2012年05月02日

バンカーショット

グリーン回りのバンカーショットといえばエクスプロージョン・ショット(*1)。やり方は「オープンスタンス」「フェイスを開く」「軌道はアウトサイドイン」というのが昔からセオリーでした。しかし、最近はバンカーショットのやり方も通常通り「スクェアスタンス」「フェイスを目標に直角」「軌道はインサイドイン」にする方法が推奨されています。ツアープロもこの方法でバンカーショットをする選手が増えています。

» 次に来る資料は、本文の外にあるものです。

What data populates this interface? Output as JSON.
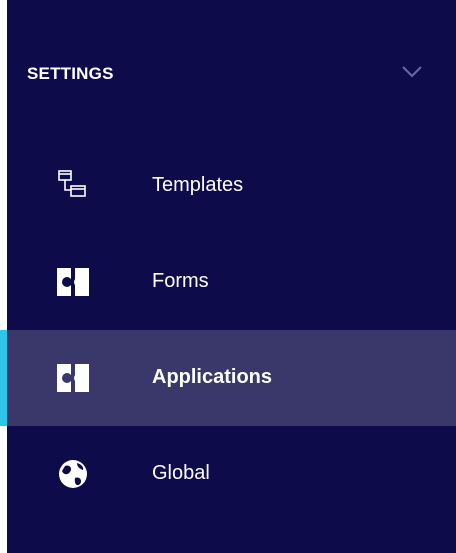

2010年新版発行「PGA日本プロゴルフ協会・基本ゴルフ教本 FUNDAMENTAL LESSON FOR GOLFERS」のバンカーショットを参照してみると・・・

■グリーンサイドバンカー
バンカーで使用するクラブは「サンドウエッジ」。サンドウエッジはクラブヘッドを振り下ろしたときに、砂にめり込みすぎないように工夫されています。構えは、通常のショット同様に両足かかとを目標に平行にしたスクェアスタンスをとり、両足を安定させます。(スクェアスタンスでは左足つま先を少し開いて構える分、両つま先のラインは左側を向いているように感じられます。)スィングの基本は変わりません。ボールを直接打つのではなく、ボールの手前(5〜10cm位)にクラブヘッドを打ちつけ、その衝撃力でボールを出します。 


 ------ と記載されています。

分かりやすくいうと、バンカーショット基本は通常のショット同様にスクエァ(目標に平行)にスタンスをとり、ボールの位置は左足かかと線上に置く。クラブの性能が良くなったため、フェイスは開かずに目標に垂直に向け、やや左足体重でボールの手前にクラブヘッドを(ダフるように)落とすように通常スィングをする。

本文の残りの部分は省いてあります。